= Welsh Manuscripts Society =

1837 literary organisation

The Welsh Manuscripts Society, also known as the Society for the Publication of Ancient Welsh Manuscripts, was a learned society concerned with the study and publication of early Welsh and British manuscripts. It was established in 1837 in Abergavenny, in the historic county of Monmouthshire in South East Wales, by six members of the Cymreigyddion y Fenni.

==History==
Thomas Price (Carnhuanawc) (1854) recorded that William Williams (1788–1855), a member of the long-established Williams family of Aberpergwm, Glamorganshire, and the eldest brother of Maria Jane Williams, suggested the establishment of the society at the third anniversary of the Cymreigyddion y Fenni, which was held on 23 and 24 November 1836 in the Free Grammar school-room of Abergavenny.

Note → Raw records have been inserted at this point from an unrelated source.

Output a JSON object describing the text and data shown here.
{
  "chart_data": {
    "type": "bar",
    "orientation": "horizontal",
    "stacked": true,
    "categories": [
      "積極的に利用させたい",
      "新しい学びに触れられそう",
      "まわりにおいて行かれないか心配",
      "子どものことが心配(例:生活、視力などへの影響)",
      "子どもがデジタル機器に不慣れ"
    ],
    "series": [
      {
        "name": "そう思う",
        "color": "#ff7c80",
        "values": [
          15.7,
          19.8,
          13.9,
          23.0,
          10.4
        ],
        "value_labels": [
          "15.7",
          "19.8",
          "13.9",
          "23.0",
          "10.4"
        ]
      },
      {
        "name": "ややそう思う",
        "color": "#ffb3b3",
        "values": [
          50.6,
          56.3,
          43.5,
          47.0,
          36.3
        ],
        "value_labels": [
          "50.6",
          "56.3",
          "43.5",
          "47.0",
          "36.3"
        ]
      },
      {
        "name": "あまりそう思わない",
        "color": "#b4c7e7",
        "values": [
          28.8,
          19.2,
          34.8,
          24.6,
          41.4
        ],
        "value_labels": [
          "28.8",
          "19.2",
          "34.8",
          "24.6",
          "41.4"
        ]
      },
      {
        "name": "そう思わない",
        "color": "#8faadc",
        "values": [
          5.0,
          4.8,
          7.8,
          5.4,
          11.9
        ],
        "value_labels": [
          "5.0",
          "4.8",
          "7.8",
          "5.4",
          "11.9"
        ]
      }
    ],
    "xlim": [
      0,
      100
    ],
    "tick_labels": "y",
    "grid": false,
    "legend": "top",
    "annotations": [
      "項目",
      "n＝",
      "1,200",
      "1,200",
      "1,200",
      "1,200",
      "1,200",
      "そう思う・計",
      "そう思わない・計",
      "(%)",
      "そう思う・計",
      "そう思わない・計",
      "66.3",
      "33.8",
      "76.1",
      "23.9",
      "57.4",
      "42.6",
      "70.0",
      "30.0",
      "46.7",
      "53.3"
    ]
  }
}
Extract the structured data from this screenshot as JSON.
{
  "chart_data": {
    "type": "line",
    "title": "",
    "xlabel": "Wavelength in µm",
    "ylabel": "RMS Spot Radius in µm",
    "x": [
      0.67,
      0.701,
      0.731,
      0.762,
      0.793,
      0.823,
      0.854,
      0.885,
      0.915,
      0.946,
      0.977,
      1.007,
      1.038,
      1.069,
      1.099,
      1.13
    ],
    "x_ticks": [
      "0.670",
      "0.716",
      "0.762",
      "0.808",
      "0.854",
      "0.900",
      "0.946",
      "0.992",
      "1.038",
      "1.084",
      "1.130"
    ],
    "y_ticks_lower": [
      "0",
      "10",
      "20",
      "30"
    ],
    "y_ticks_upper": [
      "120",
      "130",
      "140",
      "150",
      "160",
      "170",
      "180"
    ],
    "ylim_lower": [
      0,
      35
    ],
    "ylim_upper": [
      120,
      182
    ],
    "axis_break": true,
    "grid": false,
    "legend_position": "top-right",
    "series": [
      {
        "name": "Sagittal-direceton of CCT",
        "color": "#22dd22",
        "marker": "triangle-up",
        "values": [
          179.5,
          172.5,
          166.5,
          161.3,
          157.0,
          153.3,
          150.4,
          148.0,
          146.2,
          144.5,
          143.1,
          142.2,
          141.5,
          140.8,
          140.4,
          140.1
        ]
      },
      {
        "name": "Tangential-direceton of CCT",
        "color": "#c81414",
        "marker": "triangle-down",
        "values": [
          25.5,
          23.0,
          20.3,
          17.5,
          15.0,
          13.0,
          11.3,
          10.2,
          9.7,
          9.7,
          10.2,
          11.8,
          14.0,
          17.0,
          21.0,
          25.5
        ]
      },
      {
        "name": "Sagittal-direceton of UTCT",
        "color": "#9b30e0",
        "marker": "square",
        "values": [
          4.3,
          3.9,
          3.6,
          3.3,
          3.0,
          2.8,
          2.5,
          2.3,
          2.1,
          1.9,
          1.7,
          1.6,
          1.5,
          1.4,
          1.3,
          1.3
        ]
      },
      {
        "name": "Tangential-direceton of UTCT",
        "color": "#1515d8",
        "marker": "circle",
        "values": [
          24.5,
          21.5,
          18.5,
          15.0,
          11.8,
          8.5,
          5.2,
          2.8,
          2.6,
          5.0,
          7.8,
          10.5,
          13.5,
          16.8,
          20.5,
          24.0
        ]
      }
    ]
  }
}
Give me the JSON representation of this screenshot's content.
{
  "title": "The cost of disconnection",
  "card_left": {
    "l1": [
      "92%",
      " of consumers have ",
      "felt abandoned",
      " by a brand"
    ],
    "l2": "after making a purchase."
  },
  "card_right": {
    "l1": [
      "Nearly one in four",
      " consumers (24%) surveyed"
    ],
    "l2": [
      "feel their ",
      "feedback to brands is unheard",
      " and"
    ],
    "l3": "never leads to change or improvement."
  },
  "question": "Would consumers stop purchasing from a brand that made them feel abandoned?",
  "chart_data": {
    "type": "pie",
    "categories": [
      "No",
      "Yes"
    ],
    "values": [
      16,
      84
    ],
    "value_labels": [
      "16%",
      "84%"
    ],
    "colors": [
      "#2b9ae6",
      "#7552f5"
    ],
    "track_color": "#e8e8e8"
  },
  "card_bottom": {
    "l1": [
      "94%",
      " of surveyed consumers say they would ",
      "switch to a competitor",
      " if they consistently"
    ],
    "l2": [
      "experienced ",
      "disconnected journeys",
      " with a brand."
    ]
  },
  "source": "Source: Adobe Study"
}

The society had the purpose of collecting, studying and, as a text publication society, of publishing manuscripts relating to the ancient poetry, prose and historiography of Britain and Wales. Thomas Price (Carnhuanawc) habitually commended the important new books that the Society published in the speeches that he delivered at the eisteddfodau of the Cymreigyddion y Fenni.

In 1856 the society published a Welsh language grammar which is said to have been written by Davod Aur Edeyrn. Its final publication was Barddas; or, a collection of original documents, illustrative of the theology, wisdom and usages of the Bardo-Druidic system of the isle of Britain, which was edited and translated by Rev. John Williams (Ab Ithel). The first volume appeared in 1862; and the second volume, in an incomplete form, in 1874.

William Rees of Llandovery, Carmarthenshire, was the printer and publisher for the society.